Difamação deve deixar de ser crime, diz relator da ONU sobre liberdade de expressão

São Paulo – “Para mim, difamação sequer deveria ser um delito”, defendeu ontem (14) o relator especial das Nações Unidas para Promoção e Proteção do Direito à Liberdade de Opinião e Expressão, Frank de la Rue, durante conversa com organizações da sociedade civil em São Paulo. “Deveríamos despenalizar a difamação e convertê-la apenas em ação civil. E os funcionários públicos jamais deveriam poder utilizá-la para silenciar as críticas, mesmo que sejam críticas mal intencionadas e grosseiras.”

As declarações de Frank de la Rue, guatemalteco que ocupa a Relatoria Especial da ONU desde 2008, vieram junto com críticas ao presidente do Equador, Rafael Correa, que no final de 2010 processou judicialmente, por difamação, um articulista do diário El Universo, maior jornal do país, e seus diretores. Emilio Palacio havia acusado o mandatário de crimes de lesa-humanidade ao deixar-se resgatar por tropas de elite do Exército equatoriano dentro de um hospital de Quito. Correa recebia atendimento médico após ser agredido por policiais amotinados que, armados, não estavam permitindo que o presidente deixasse o local.

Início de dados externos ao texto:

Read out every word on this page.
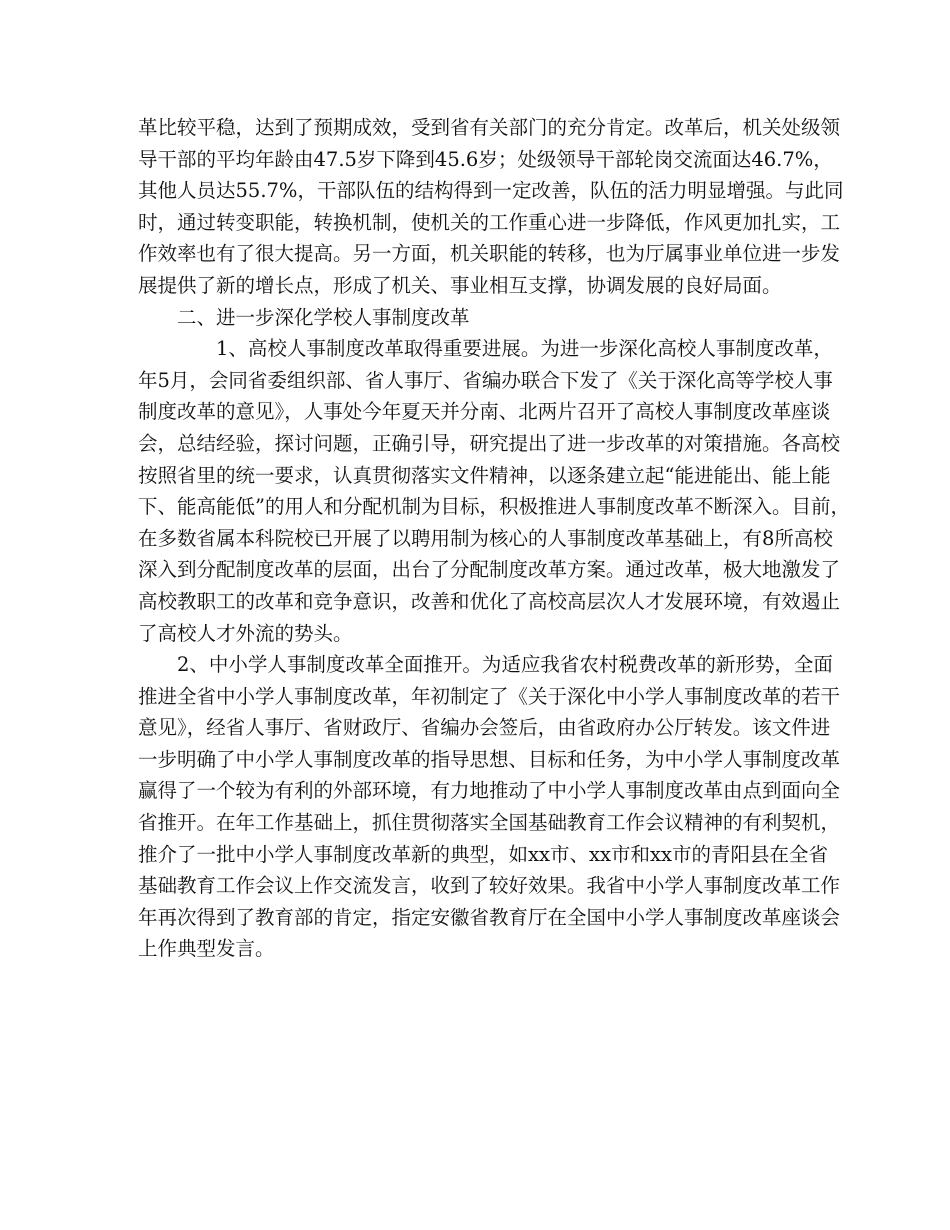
革比较平稳，达到了预期成效，受到省有关部门的充分肯定。改革后，机关处级领
导干部的平均年龄由47.5岁下降到45.6岁；处级领导干部轮岗交流面达46.7%，
其他人员达55.7%，干部队伍的结构得到一定改善，队伍的活力明显增强。与此同
时，通过转变职能，转换机制，使机关的工作重心进一步降低，作风更加扎实，工
作效率也有了很大提高。另一方面，机关职能的转移，也为厅属事业单位进一步发
展提供了新的增长点，形成了机关、事业相互支撑，协调发展的良好局面。
二、进一步深化学校人事制度改革
1、高校人事制度改革取得重要进展。为进一步深化高校人事制度改革，
年5月，会同省委组织部、省人事厅、省编办联合下发了《关于深化高等学校人事
制度改革的意见》，人事处今年夏天并分南、北两片召开了高校人事制度改革座谈
会，总结经验，探讨问题，正确引导，研究提出了进一步改革的对策措施。各高校
按照省里的统一要求，认真贯彻落实文件精神，以逐条建立起“能进能出、能上能
下、能高能低”的用人和分配机制为目标，积极推进人事制度改革不断深入。目前，
在多数省属本科院校已开展了以聘用制为核心的人事制度改革基础上，有8所高校
深入到分配制度改革的层面，出台了分配制度改革方案。通过改革，极大地激发了
高校教职工的改革和竞争意识，改善和优化了高校高层次人才发展环境，有效遏止
了高校人才外流的势头。
2、中小学人事制度改革全面推开。为适应我省农村税费改革的新形势，全面
推进全省中小学人事制度改革，年初制定了《关于深化中小学人事制度改革的若干
意见》，经省人事厅、省财政厅、省编办会签后，由省政府办公厅转发。该文件进
一步明确了中小学人事制度改革的指导思想、目标和任务，为中小学人事制度改革
赢得了一个较为有利的外部环境，有力地推动了中小学人事制度改革由点到面向全
省推开。在年工作基础上，抓住贯彻落实全国基础教育工作会议精神的有利契机，
推介了一批中小学人事制度改革新的典型，如xx市、xx市和xx市的青阳县在全省
基础教育工作会议上作交流发言，收到了较好效果。我省中小学人事制度改革工作
年再次得到了教育部的肯定，指定安徽省教育厅在全国中小学人事制度改革座谈会
上作典型发言。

“Recorrer ao processo judicial não é forma de uma figura pública responder às críticas”, continua o relator. “A resposta deve vir com argumentos, nunca com censura. A liberdade de expressão e a comunicação são as melhores alternativas, sempre.” No caso equatoriano, Rafael Correa venceu a ação. Emilio Palacio e os diretores do El Universo foram obrigados a pagar uma indenização de US$ 40 milhões – compromisso com o qual obviamente não puderam honrar. Mais tarde, o presidente perdoaria a dívida. Atualmente, o jornalista se encontra exilado nos Estados Unidos. “Os meios de comunicação podem ter posições editorais de qualquer natureza e, ainda assim, devem ser respeitados”, insistiu De la Rue.

De acordo com a legislação brasileira, a difamação é uma modalidade de crime contra a honra e, como tal, está prevista no Código Penal. Também é uma figura jurídica reconhecida pelo Código de Processo Civil. Isso significa que as denúncias de difamação podem ter curso em duas vias – criminal e civil – e redundar em dois tipos de condenação: prisão e indenizações. No país, a proposta de Frank de la Rue não impediria que jornalistas, colunistas ou quem quer que seja fosse processado por difamação. Porém, evitaria que alguém condenado como “difamador” fosse para a cadeia. As indenizações continuariam. Na impossibilidade de pagá-las, o réu perderia seus bens.